Meeting forgotten, I stood, listening as news people tried to make sense of what we’d all witnessed. When the towers leaned and began to tumble down, I knew what had happened was intentional. That something profoundly ugly and cruel had just occurred.
Over the following days, like so many others, I couldn’t look away from the coverage—the people running away, gray and covered in dust, of people leaping from windows, of the stories of the first responders who’d been inside those buildings, trying to move people to safety, of the person who’d stayed with a wheelchair-bound friend in a stairwell… So many horrible/wonderful stories.
At the time, I was still in the National Guard. During my unit’s first weekend together after the attack, we reviewed what it meant. What we had to prepare for. Another war was coming.
Today, eighteen years later, I remember all of that like it was yesterday.

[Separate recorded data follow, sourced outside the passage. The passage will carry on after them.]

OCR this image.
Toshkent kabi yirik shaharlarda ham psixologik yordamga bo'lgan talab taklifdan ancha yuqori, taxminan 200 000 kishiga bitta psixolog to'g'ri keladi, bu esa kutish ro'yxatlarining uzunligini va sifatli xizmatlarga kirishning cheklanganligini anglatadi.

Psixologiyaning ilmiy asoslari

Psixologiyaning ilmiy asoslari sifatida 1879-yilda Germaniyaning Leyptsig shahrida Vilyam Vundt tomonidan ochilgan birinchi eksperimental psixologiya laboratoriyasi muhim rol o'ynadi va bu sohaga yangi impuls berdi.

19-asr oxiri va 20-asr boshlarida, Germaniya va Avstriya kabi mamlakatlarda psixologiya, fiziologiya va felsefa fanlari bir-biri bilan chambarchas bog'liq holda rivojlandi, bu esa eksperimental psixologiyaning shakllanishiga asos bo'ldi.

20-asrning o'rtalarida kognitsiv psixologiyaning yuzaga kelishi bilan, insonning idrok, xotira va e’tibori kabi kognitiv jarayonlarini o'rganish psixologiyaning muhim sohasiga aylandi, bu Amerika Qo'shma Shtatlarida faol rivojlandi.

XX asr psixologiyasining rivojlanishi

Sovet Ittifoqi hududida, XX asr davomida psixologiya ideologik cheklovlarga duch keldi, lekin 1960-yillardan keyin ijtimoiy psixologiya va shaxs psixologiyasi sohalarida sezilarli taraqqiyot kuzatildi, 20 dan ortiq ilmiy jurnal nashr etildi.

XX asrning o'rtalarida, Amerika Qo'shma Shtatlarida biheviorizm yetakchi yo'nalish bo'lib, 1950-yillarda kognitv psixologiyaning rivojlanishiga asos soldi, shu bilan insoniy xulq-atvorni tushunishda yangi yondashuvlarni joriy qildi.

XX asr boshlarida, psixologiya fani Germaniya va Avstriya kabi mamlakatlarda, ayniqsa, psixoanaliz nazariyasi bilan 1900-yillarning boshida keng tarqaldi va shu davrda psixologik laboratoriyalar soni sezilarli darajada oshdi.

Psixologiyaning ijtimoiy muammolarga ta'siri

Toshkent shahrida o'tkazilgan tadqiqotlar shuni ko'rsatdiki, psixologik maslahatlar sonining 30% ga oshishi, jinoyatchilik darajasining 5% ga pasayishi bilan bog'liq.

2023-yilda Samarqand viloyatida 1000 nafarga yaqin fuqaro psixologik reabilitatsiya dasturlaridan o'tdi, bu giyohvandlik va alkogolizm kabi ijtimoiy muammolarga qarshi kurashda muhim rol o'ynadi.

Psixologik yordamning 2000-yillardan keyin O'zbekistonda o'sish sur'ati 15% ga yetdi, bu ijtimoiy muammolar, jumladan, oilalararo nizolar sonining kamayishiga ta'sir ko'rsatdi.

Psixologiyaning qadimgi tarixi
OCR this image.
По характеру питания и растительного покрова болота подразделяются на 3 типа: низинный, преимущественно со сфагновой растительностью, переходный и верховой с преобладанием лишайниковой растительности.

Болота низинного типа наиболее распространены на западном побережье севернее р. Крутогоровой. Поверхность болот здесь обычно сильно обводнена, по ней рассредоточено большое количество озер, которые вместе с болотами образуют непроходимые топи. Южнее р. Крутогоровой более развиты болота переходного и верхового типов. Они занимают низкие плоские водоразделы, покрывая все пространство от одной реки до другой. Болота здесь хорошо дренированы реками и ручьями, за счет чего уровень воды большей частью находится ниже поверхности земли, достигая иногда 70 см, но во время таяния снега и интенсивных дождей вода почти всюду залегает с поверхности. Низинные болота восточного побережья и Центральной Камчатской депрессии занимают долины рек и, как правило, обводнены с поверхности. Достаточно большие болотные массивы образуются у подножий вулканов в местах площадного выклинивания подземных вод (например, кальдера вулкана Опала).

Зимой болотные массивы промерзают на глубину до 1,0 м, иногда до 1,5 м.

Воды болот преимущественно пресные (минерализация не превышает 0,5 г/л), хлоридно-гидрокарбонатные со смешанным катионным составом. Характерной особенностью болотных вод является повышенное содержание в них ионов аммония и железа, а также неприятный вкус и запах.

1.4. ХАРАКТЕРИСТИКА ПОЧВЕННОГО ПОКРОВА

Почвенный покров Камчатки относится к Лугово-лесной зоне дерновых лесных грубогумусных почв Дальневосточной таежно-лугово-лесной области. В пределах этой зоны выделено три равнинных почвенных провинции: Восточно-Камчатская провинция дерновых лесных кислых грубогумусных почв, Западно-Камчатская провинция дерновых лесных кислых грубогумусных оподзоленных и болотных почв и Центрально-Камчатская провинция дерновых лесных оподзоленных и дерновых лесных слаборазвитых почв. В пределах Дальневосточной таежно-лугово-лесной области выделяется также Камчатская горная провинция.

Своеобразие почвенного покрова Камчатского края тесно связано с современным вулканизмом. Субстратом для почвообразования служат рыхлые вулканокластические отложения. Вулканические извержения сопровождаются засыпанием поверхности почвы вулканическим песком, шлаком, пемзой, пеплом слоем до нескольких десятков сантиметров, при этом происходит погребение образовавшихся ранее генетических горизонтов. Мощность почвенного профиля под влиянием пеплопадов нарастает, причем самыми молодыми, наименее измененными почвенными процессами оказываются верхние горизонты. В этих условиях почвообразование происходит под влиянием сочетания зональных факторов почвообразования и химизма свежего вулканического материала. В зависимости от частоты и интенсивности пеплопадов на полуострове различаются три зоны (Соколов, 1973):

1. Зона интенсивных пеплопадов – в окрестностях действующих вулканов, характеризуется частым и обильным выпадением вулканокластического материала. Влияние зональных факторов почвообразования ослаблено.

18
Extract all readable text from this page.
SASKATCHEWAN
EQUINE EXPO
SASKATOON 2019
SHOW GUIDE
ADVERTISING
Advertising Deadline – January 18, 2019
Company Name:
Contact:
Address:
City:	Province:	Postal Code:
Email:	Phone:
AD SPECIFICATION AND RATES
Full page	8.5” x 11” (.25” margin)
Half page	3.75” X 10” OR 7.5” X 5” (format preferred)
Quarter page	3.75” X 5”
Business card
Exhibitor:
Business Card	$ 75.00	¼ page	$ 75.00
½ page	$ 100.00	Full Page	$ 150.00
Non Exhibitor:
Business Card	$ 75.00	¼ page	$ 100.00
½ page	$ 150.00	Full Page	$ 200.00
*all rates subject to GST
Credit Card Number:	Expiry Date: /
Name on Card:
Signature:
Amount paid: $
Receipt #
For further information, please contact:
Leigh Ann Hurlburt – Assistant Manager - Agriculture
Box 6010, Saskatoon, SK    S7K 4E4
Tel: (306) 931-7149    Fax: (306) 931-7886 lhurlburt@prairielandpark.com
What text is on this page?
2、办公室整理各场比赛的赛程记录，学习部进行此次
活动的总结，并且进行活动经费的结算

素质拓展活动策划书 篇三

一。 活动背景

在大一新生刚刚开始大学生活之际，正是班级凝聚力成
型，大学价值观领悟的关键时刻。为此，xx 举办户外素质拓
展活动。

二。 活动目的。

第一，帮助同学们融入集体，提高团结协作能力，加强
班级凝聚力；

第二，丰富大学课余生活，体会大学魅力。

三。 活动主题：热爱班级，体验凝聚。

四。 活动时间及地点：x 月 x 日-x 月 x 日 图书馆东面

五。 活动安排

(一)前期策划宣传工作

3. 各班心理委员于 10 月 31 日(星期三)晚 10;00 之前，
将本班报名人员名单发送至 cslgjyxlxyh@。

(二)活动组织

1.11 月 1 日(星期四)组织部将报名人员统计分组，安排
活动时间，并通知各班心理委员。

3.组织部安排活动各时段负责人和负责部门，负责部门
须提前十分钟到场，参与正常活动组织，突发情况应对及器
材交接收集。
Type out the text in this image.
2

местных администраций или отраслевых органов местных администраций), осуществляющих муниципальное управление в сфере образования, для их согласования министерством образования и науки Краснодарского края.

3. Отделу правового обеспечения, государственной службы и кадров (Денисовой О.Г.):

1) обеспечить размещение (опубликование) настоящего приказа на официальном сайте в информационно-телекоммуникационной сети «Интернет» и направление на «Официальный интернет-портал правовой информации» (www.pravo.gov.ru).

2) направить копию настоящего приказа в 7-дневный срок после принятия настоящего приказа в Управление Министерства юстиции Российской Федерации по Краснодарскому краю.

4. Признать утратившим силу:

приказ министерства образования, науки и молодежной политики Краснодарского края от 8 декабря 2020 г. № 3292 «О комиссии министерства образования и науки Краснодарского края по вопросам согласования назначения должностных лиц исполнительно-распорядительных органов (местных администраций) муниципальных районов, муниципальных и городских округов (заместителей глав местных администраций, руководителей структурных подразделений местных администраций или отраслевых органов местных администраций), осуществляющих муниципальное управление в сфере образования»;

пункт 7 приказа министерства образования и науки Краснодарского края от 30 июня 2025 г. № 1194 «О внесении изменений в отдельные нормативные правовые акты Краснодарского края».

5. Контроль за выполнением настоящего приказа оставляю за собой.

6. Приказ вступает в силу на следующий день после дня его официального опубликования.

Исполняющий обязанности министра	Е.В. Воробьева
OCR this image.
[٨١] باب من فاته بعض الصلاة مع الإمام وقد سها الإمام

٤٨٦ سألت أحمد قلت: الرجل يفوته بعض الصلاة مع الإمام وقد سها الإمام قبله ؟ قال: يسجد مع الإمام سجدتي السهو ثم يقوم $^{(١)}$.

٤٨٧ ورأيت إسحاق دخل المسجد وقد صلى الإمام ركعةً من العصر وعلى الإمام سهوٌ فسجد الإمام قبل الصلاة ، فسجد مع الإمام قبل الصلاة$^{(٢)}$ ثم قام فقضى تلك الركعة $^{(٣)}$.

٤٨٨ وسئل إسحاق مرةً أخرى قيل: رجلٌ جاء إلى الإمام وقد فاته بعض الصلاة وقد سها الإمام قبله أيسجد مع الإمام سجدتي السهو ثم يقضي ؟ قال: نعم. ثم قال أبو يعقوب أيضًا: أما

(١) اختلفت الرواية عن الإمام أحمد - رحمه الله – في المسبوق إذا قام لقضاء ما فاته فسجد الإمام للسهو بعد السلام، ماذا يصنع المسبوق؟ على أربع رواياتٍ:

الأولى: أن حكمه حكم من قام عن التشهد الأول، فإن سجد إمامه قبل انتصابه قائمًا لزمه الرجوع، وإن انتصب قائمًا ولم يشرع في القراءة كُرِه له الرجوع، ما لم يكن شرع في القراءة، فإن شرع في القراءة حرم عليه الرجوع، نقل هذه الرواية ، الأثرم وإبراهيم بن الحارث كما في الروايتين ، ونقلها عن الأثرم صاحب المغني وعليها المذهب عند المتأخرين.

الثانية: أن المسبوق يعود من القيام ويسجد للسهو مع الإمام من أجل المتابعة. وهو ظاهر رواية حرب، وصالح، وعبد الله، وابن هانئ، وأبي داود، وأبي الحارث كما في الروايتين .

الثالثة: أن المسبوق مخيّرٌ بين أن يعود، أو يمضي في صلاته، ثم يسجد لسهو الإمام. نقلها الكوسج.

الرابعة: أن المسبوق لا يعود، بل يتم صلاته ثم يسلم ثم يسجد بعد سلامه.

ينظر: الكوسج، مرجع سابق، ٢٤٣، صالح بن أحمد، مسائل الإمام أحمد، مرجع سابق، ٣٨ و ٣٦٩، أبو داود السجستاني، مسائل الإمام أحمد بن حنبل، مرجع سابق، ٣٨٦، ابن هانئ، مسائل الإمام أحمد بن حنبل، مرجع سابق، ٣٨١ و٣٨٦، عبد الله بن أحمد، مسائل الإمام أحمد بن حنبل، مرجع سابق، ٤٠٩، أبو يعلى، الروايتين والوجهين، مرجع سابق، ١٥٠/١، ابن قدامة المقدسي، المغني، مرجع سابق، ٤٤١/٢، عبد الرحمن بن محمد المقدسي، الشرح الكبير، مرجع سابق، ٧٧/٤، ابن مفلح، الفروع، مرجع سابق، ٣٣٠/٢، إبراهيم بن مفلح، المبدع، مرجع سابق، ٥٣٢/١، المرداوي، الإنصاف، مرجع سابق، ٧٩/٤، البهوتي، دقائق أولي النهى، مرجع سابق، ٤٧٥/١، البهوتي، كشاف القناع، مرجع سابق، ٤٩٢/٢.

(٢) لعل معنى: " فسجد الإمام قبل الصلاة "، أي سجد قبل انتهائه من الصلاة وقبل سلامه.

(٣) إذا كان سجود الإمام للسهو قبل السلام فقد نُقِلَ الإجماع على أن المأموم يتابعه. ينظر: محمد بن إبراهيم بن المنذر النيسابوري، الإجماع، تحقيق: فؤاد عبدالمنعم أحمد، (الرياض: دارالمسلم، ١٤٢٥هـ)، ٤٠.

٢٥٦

It’s one of those days that remains forever emblazoned on my mind—like the days JFK, Martin Luther King, Jr., Bobby Kennedy, and John Lennon were assassinated—like the day I watched the moon landing, although my feelings while watching that miracle of technology and perseverance left me feeling light and hopeful for the future rather than somber and angry. They are all seminal moments, ones you remember what you were doing, and who you were with when you first heard…
I think of the first responders who arrived to search for survivors. Of the dogs with their booties, who suffered from finding so much death that men lay down in the rubble to give those dogs a joyful “win”. So many heroes who suffer to this day.
I remember. Do you want to share your memories?